Another problem with the corporate code of governance of UK is that its impact varies depending on the nature and size of the companies, resulting in different global viewpoints. For example, it is difficult or almost impossible for the small and medium sized entities to adhere to all or many of the provisions of the corporate governance code. This shortcoming can be overcome by developing and establishing different codes of corporate governance. Doing so will result in more focused corporate governance codes depending on the size and nature of the entities.
Code of corporate governance of UK does not focus on corporate social responsibilities and environmental issues. It focuses only on the governance of the company in way that maximises the value of shareholders only by generating profits. It should also include the guidelines regarding corporate social responsibility and environmental issues (Moir, 2001). It will create a good image of the code itself and of the companies in the eyes of public at large. It will also help to ensure the sustainability of the natural resources and will also help to reduce the environmental pollution.
It is claimed that adherence to governance requirements harms the competitiveness and brings substantial costs to companies. This problem may be overcome by educating the companies' management and shareholders that although its adherence brings costs with it but in the long-run it increases the shareholders' value, for example, by reducing the instances of frauds and increased scrutinizing of executives directors by non-executive directors.
Further suggestions for improving corporate governance code are as follows:
According to Paul Seitz, Japan has very limited land space, yet its corporations have achieved success. Their secret of success is that they focused on capturing foreign markets rather than wasting resources in competing with domestic companies (Seitz, 2001). Codes of Corporate Governance should include such instructions for companies to increase organizational success.
Current success of corporate is based on the research conducted during 1990s. If that research was not conducted, then corporation would have never been so successful. Therefore, for success of corporations in coming future, it is required that research should be conducted continuously to ensure success of corporations in future (Percy, 2007).
According to Ross and Crossan, current corporate governance code of United Kingdom and Germany is not appropriate for complex issues caused by the financial crisis and that changes need to be implemented. Moreover, there is no doubt that it played good role in financial crisis but if such events are to be prevented, then regulatory environment should need to be strengthened (Ross and Crossan, 2012) in order to ensure that corporations follow guidance provided by codes of corporate governance.
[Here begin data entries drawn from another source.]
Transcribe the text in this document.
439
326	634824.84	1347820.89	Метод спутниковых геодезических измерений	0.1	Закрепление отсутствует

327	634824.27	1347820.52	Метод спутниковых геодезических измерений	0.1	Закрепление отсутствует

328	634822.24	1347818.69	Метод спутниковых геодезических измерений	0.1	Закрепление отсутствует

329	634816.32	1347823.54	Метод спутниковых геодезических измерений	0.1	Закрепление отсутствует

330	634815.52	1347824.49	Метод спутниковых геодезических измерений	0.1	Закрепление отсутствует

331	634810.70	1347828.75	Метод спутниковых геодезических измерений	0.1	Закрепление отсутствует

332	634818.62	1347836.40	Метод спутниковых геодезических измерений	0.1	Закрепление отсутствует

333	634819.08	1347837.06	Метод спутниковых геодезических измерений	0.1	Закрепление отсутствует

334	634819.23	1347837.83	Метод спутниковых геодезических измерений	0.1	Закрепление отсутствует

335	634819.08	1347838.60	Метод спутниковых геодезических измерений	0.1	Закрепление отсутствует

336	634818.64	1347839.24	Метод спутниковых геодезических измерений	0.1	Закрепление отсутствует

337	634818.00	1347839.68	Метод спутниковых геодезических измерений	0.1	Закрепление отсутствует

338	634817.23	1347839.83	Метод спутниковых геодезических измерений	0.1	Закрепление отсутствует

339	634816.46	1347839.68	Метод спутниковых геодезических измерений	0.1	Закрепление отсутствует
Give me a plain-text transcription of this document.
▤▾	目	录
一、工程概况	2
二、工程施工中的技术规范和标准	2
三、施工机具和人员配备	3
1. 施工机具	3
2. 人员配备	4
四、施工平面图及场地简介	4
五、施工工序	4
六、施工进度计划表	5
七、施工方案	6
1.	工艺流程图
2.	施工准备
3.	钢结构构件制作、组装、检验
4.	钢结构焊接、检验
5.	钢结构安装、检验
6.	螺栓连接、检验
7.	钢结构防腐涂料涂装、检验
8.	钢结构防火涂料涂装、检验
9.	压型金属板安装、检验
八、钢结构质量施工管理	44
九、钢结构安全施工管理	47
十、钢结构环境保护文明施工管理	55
Furthermore, corporate governance code can include different principles presented by Organization for Economic Cooperation and Development (OECD) and The International Corporate Governance Network (ICGN) to improve combined codes. Principles of OECD cover different areas regarding shareholders. In addition, OECD principles deal with roles of stakeholders in corporate governance, responsibilities of the board and disclosure and transparency requirements of financial statements (OECD, 2004). Moreover, principles of ICGN are almost similar to principles of OECD and corporate governance (ICGN, 2009).